Plot the points (rows) of `X_proj` .

In [None]:
### your answer here
X_proj = X_shifted.dot(model.components_.T)

plt.subplot(121)
plt.scatter(X_shifted[:,0], X_shifted[:,1], c = 'r')
plt.scatter(X_proj[:,0], X_proj[:,1], c = 'b')
plt.title("shifted & proj")
plt.subplot(122)
plt.scatter(X_shifted[:,0], X_shifted[:,1], c = 'r')
plt.scatter(X_new[:,0], X_new[:,1], c = 'g')
plt.title("shifted & new")

#the red points are X_shifted
#the blue points are X_proj, ans it is the points after PCA(dim=2)  (i.e.
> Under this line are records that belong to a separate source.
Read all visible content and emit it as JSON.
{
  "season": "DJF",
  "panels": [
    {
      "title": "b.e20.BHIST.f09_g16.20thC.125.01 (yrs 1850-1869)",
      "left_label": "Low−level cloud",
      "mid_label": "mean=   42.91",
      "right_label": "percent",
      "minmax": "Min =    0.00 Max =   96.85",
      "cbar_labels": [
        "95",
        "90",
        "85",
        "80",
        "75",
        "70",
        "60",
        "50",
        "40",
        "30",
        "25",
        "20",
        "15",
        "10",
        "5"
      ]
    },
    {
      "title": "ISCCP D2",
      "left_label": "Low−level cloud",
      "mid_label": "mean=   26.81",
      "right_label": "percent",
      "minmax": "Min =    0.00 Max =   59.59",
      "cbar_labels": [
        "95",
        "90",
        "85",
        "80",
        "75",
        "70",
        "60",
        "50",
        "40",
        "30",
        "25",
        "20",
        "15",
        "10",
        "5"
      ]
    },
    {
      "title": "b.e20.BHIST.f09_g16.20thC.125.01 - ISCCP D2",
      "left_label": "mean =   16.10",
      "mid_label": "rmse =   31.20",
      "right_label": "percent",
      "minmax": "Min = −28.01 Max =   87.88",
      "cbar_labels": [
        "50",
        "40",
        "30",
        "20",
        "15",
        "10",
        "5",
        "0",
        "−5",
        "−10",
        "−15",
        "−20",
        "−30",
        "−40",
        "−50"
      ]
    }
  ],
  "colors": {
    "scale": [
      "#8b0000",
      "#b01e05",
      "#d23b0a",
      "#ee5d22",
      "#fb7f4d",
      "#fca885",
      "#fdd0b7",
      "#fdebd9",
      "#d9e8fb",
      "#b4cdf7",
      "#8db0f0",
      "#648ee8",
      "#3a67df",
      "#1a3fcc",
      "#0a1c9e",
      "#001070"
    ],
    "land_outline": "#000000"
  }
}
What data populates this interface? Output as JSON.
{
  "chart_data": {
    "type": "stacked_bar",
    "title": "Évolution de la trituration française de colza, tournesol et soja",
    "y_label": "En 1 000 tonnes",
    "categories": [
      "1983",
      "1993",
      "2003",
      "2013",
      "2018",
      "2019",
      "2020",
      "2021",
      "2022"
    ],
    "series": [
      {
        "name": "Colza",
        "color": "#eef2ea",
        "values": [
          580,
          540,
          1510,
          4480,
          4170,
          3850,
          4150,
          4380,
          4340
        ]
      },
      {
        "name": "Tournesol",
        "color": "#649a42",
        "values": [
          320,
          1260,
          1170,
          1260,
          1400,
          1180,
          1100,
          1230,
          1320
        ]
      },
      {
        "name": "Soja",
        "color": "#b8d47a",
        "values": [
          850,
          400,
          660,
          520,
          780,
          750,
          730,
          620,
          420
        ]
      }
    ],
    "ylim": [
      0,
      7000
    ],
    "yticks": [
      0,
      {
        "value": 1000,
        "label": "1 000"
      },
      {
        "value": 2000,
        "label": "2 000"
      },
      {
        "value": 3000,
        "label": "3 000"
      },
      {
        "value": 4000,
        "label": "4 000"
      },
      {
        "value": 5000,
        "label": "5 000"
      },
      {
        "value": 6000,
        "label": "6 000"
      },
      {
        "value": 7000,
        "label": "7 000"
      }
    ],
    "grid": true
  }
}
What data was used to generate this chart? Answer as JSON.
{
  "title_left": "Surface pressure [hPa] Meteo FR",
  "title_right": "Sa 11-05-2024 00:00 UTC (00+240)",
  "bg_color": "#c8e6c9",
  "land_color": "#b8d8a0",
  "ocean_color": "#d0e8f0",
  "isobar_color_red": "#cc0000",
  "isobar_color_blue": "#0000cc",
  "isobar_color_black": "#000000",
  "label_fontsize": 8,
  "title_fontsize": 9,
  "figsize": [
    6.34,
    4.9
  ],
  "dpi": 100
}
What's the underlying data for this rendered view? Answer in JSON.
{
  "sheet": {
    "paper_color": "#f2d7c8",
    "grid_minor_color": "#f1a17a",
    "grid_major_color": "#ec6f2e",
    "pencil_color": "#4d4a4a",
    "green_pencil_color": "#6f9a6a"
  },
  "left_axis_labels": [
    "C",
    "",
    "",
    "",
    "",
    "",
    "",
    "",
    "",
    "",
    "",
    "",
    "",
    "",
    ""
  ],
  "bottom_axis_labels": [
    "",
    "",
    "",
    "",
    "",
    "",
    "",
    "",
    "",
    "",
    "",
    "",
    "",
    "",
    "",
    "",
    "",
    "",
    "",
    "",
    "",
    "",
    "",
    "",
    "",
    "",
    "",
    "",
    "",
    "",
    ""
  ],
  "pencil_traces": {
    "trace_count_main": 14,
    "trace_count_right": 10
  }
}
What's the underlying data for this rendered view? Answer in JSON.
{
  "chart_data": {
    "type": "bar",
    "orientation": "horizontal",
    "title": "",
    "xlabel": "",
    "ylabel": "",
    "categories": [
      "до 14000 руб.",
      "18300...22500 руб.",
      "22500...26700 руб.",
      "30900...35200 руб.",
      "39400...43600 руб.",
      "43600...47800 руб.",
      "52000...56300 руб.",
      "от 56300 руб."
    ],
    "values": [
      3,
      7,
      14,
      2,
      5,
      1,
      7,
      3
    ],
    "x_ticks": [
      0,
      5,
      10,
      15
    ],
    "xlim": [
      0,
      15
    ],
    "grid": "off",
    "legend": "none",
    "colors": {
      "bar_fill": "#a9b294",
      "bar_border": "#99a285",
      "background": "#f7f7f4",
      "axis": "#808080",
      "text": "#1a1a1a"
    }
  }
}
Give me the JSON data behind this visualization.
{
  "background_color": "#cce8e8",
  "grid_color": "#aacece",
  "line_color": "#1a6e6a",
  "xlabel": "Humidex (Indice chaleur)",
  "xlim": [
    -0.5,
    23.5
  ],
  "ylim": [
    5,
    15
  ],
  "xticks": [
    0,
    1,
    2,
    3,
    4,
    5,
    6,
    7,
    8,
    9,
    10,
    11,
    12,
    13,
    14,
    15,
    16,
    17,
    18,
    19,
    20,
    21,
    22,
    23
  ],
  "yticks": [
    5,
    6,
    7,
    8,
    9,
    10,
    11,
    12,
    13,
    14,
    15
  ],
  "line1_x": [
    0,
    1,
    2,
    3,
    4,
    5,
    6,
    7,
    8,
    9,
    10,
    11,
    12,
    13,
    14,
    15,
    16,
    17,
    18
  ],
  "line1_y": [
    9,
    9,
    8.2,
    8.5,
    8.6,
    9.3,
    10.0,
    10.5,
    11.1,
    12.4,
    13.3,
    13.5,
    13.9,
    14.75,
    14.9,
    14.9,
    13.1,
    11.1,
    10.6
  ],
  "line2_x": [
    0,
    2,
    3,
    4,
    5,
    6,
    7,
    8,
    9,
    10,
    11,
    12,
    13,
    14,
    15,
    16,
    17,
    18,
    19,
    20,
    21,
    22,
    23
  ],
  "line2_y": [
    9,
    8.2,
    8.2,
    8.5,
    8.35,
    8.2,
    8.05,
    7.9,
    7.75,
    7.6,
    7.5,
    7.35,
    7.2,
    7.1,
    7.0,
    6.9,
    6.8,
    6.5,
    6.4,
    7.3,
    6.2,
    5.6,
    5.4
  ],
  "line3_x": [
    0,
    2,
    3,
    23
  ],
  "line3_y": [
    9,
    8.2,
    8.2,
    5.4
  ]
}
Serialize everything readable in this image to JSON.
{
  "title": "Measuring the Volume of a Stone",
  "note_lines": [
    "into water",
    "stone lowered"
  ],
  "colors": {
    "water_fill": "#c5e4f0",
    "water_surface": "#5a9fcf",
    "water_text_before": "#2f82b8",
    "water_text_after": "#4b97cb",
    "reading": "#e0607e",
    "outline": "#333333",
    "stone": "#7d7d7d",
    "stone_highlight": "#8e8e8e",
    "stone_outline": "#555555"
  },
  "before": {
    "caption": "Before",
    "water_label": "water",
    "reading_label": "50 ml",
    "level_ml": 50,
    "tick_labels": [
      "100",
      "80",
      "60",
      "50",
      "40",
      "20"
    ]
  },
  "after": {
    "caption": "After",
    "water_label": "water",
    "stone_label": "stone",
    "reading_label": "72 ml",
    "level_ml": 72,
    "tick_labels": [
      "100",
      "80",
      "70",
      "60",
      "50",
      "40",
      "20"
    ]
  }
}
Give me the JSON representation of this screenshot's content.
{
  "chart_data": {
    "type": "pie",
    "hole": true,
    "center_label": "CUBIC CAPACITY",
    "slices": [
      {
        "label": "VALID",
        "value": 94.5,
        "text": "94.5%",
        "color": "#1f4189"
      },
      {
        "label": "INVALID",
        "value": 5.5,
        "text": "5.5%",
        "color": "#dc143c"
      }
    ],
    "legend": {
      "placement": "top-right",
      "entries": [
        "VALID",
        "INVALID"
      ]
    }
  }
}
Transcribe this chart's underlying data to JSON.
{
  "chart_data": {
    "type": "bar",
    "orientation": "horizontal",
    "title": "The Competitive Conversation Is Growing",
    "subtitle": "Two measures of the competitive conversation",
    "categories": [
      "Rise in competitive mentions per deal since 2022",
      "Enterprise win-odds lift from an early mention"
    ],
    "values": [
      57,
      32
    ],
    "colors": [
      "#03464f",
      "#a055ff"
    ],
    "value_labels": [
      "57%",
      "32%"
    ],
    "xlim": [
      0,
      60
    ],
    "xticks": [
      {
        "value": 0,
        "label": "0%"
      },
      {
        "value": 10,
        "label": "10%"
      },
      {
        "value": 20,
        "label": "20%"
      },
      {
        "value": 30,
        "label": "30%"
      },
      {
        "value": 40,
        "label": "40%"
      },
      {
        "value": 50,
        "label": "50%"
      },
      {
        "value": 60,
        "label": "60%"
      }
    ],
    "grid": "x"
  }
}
X_new)
#the green points are X_new

##### Jephian:
Nice.  
You may consider doing `plt.figure(figsize=(6,3))` if necessary.

###### 4(d)
Suppose `model.mean_` and `model.components_` are given.  
Can you find a way to obtained `X` from `X_new` ?

In [None]:
### your answer here
#let U is the matrix model.components_
#since X_new = (X - mean)⋅U
#so X = X_new⋅U^-1 + mean
inv = np.linalg.inv(model.components_.T)
recover_X = X_new.dot(inv)+ model.mean_

plt.subplot(121)
plt.scatter(X[:,0], X[:,1], c = 'r')
plt.title("original X")
plt.subplot(122)
plt.scatter(recover_X[:,0], recover_X[:,1], c = 'b')
plt.title("recover_X")

##### Jephian:
The second line  

    #let U is the matrix model.components_

should be 

    #let U is the matrix model.components_.T

##### Jephian:
Well done!